In a disclosure to the Philippine Stock Exchange, the firm said the decline is due primarily to a sale of assets booked last year. Core net income (excluding one-offs) was up 9 percent, in line with operating income growth.

Sales for the first nine months of 2022 reached P107.9 billion, up 26 percent versus P85.8 billion in the same period last year.
Operating income for the nine-month period grew by 10 percent to P10.8 billion. Absolute profits grew as planned on the back of higher sales volumes, programmed price increases, and executed cost savings initiatives.
Sales of domestic and international branded consumer foods (BCF), excluding Packaging, accelerated its momentum into the third quarter as BCF Philippines continued to break sales records, once again posting its highest monthly and quarterly sales in history for the third quarter in a row.
Revenues for the first nine months hit P54.0 billion, increasing by 22 percent from the same period last year. Most categories exhibited strong growth, with strong sales offtake and healthy inventory levels seen in the trade.
The International business units performed similarly, with total revenues (including Munchy’s) reaching P24.4 billion, up 51 percent versus last year.
The core international business (excluding Munchy’s) grew 24 percent, with all manufacturing businesses growing at double digit rates against lower comparables from the COVID-19 Delta surge last year.

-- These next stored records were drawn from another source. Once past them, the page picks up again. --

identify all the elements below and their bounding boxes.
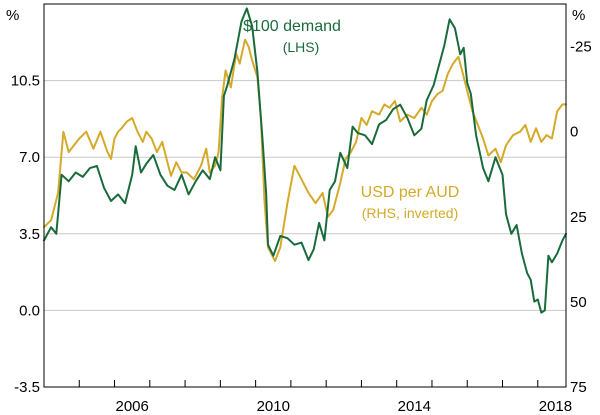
right-tick-label: -25 [570,39,592,56]
series-label-usd: USD per AUD [361,184,460,201]
left-tick-label: 0.0 [19,302,40,319]
x-tick-label: 2018 [539,398,572,415]
right-tick-label: 0 [570,124,578,141]
right-tick-label: 75 [570,379,587,396]
x-tick-label: 2010 [257,398,290,415]
x-tick-label: 2006 [115,398,148,415]
series-sublabel-usd: (RHS, inverted) [362,205,458,221]
left-tick-label: 7.0 [19,149,40,166]
series-line-demand [43,7,567,314]
right-tick-label: 50 [570,294,587,311]
series-sublabel-demand: (LHS) [283,39,320,55]
series-label-demand: $100 demand [243,18,341,35]
left-tick-label: 3.5 [19,226,40,243]
left-tick-label: 10.5 [11,73,40,90]
series-lines [43,7,567,314]
right-axis-labels: 75 50 25 0 -25 [570,39,592,396]
x-tick-label: 2014 [398,398,431,415]
x-tick-marks [43,380,539,387]
plot-frame [43,3,567,388]
right-tick-label: 25 [570,209,587,226]
series-line-usd-per-aud [43,38,567,262]
right-unit-label: % [572,7,585,24]
left-tick-label: -3.5 [14,379,40,396]
left-axis-labels: -3.5 0.0 3.5 7.0 10.5 [11,73,40,396]
x-axis-labels: 2006 2010 2014 2018 [115,398,572,415]
left-unit-label: % [6,7,19,24]
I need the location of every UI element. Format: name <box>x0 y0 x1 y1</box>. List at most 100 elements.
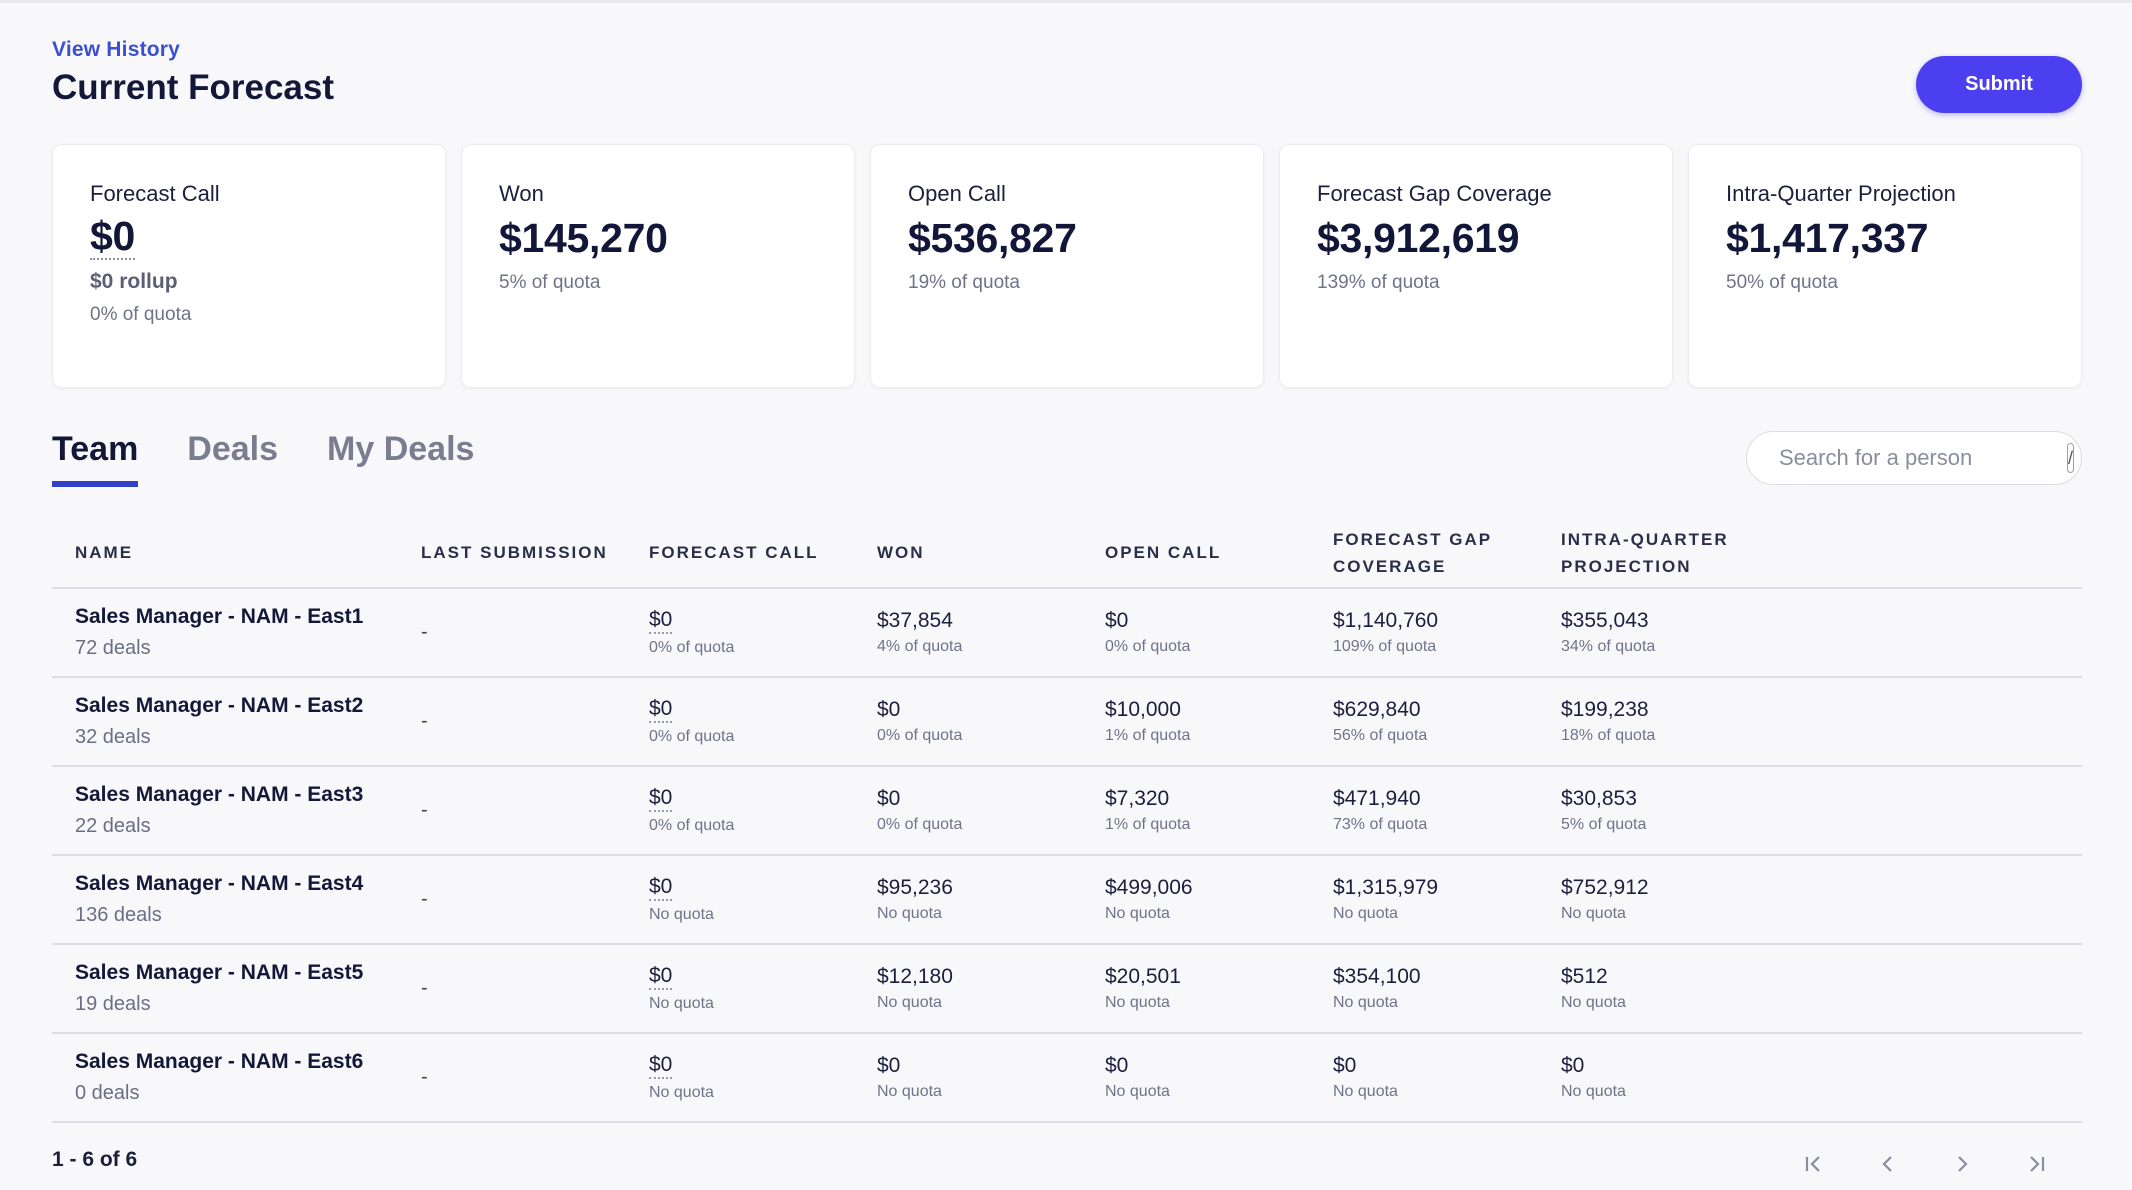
manager-name[interactable]: Sales Manager - NAM - East2 <box>75 694 364 717</box>
cell-quota: No quota <box>877 1083 942 1100</box>
column-header-line: INTRA-QUARTER <box>1561 529 1729 549</box>
tab-team[interactable]: Team <box>52 430 139 487</box>
table-body: Sales Manager - NAM - East1 72 deals - $0 0%… <box>52 589 2082 1123</box>
card-value[interactable]: $0 <box>90 213 136 261</box>
cell-value: $0 <box>1105 609 1129 632</box>
cell-value[interactable]: $0 <box>649 875 673 901</box>
page-title: Current Forecast <box>52 68 335 107</box>
table-cell: - <box>421 710 649 733</box>
cell-quota: No quota <box>1105 1083 1170 1100</box>
cell-value: $1,315,979 <box>1333 876 1439 899</box>
table-cell: $20,501 No quota <box>1105 965 1333 1012</box>
cell-quota: No quota <box>649 905 714 923</box>
cell-value[interactable]: $0 <box>649 1053 673 1079</box>
column-header-last-submission[interactable]: LAST SUBMISSION <box>421 543 608 562</box>
first-page-button[interactable] <box>1798 1150 1830 1178</box>
next-page-button[interactable] <box>1946 1150 1978 1178</box>
column-header-forecast-gap-coverage[interactable]: FORECAST GAP COVERAGE <box>1333 526 1561 580</box>
table-cell: - <box>421 977 649 1000</box>
cell-quota: No quota <box>1105 905 1170 922</box>
tab-my-deals[interactable]: My Deals <box>327 430 475 468</box>
manager-name[interactable]: Sales Manager - NAM - East6 <box>75 1050 364 1073</box>
column-header-intra-quarter-projection[interactable]: INTRA-QUARTER PROJECTION <box>1561 526 1789 580</box>
last-submission-value: - <box>421 799 428 821</box>
table-cell: $0 0% of quota <box>649 697 877 745</box>
last-page-button[interactable] <box>2020 1150 2052 1178</box>
cell-value: $0 <box>1105 1054 1129 1077</box>
cell-value[interactable]: $0 <box>649 964 673 990</box>
cell-value: $512 <box>1561 965 1608 988</box>
table-cell: $0 0% of quota <box>1105 609 1333 656</box>
view-tabs: Team Deals My Deals <box>52 430 474 487</box>
cell-value: $30,853 <box>1561 787 1637 810</box>
cell-value: $1,140,760 <box>1333 609 1439 632</box>
table-cell: - <box>421 1066 649 1089</box>
cell-value: $199,238 <box>1561 698 1649 721</box>
cell-value[interactable]: $0 <box>649 786 673 812</box>
table-cell: $0 No quota <box>649 964 877 1012</box>
cell-value[interactable]: $0 <box>649 697 673 723</box>
card-label: Open Call <box>908 181 1006 206</box>
table-row[interactable]: Sales Manager - NAM - East6 0 deals - $0 No … <box>52 1034 2082 1123</box>
last-page-icon <box>2030 1156 2045 1172</box>
table-row[interactable]: Sales Manager - NAM - East3 22 deals - $0 0%… <box>52 767 2082 856</box>
cell-quota: 0% of quota <box>649 727 735 745</box>
card-label: Forecast Gap Coverage <box>1317 181 1552 206</box>
cell-quota: No quota <box>1561 1083 1626 1100</box>
manager-name[interactable]: Sales Manager - NAM - East1 <box>75 605 364 628</box>
first-page-icon <box>1805 1156 1820 1172</box>
pagination-controls <box>1798 1150 2052 1178</box>
card-quota: 19% of quota <box>908 272 1020 293</box>
last-submission-value: - <box>421 1066 428 1088</box>
table-cell: $0 No quota <box>649 875 877 923</box>
table-row[interactable]: Sales Manager - NAM - East4 136 deals - $0 N… <box>52 856 2082 945</box>
table-cell: Sales Manager - NAM - East6 0 deals <box>52 1050 421 1105</box>
search-input[interactable] <box>1779 445 2067 471</box>
manager-name[interactable]: Sales Manager - NAM - East4 <box>75 872 364 895</box>
cell-value[interactable]: $0 <box>649 608 673 634</box>
column-header-name[interactable]: NAME <box>75 543 134 562</box>
deal-count: 0 deals <box>75 1082 140 1104</box>
column-header-open-call[interactable]: OPEN CALL <box>1105 543 1222 562</box>
deal-count: 72 deals <box>75 637 151 659</box>
forecast-gap-coverage-card: Forecast Gap Coverage $3,912,619 139% of… <box>1279 144 1673 388</box>
previous-page-button[interactable] <box>1872 1150 1904 1178</box>
cell-value: $471,940 <box>1333 787 1421 810</box>
cell-quota: 56% of quota <box>1333 727 1428 744</box>
table-cell: $199,238 18% of quota <box>1561 698 1789 745</box>
card-value: $145,270 <box>499 215 668 261</box>
manager-name[interactable]: Sales Manager - NAM - East5 <box>75 961 364 984</box>
table-header: NAME LAST SUBMISSION FORECAST CALL WON O… <box>52 518 2082 589</box>
table-cell: - <box>421 799 649 822</box>
summary-cards: Forecast Call $0 $0 rollup 0% of quota W… <box>52 144 2082 388</box>
column-header-won[interactable]: WON <box>877 543 925 562</box>
table-row[interactable]: Sales Manager - NAM - East1 72 deals - $0 0%… <box>52 589 2082 678</box>
cell-quota: 18% of quota <box>1561 727 1656 744</box>
deal-count: 19 deals <box>75 993 151 1015</box>
table-cell: $0 0% of quota <box>649 608 877 656</box>
table-row[interactable]: Sales Manager - NAM - East2 32 deals - $0 0%… <box>52 678 2082 767</box>
column-header-line: FORECAST GAP <box>1333 529 1493 549</box>
manager-name[interactable]: Sales Manager - NAM - East3 <box>75 783 364 806</box>
card-value: $3,912,619 <box>1317 215 1520 261</box>
person-search[interactable]: / <box>1746 431 2082 485</box>
table-row[interactable]: Sales Manager - NAM - East5 19 deals - $0 No… <box>52 945 2082 1034</box>
column-header-forecast-call[interactable]: FORECAST CALL <box>649 543 819 562</box>
table-cell: $0 No quota <box>877 1054 1105 1101</box>
cell-value: $0 <box>877 1054 901 1077</box>
tab-deals[interactable]: Deals <box>187 430 279 468</box>
cell-value: $37,854 <box>877 609 953 632</box>
table-cell: Sales Manager - NAM - East5 19 deals <box>52 961 421 1016</box>
card-rollup: $0 rollup <box>90 270 178 294</box>
view-history-link[interactable]: View History <box>52 38 181 61</box>
table-cell: $1,315,979 No quota <box>1333 876 1561 923</box>
previous-page-icon <box>1882 1156 1892 1172</box>
won-card: Won $145,270 5% of quota <box>461 144 855 388</box>
table-cell: $0 0% of quota <box>649 786 877 834</box>
cell-quota: No quota <box>1561 905 1626 922</box>
submit-button[interactable]: Submit <box>1916 56 2082 113</box>
last-submission-value: - <box>421 888 428 910</box>
forecast-call-card: Forecast Call $0 $0 rollup 0% of quota <box>52 144 446 388</box>
pagination-range: 1 - 6 of 6 <box>52 1148 138 1171</box>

Sales at the Agro-Industrial & Commodities divisions grew by 15 percent to end at P28.0 billion for the nine months of 2022. The growth of the Agro-Industrial Group was driven by strong sales of feeds, with both the core animal feeds and the pet foods businesses performing well.
The Commodities Group of flour, sugar and renewables also grew overall sales due to higher prices; but declined in volumes due to supply challenges brought about by the global wheat market volatility, more severe typhoon impacts, and lower milling outputs.

“We are delighted by the continued growth momentum over the last nine months. We will continue to execute our plans to keep our margin recovery on track despite the challenges on all fronts, notably inflationary pressures from volatile commodity costs and the strength of the US dollar,” said URC President and CEO Irwin Lee.
He added that, “We remain confident that the strength of our core products, along with our successful new launches, will continue to provide value for our consumers and drive growth into 2023 and beyond.”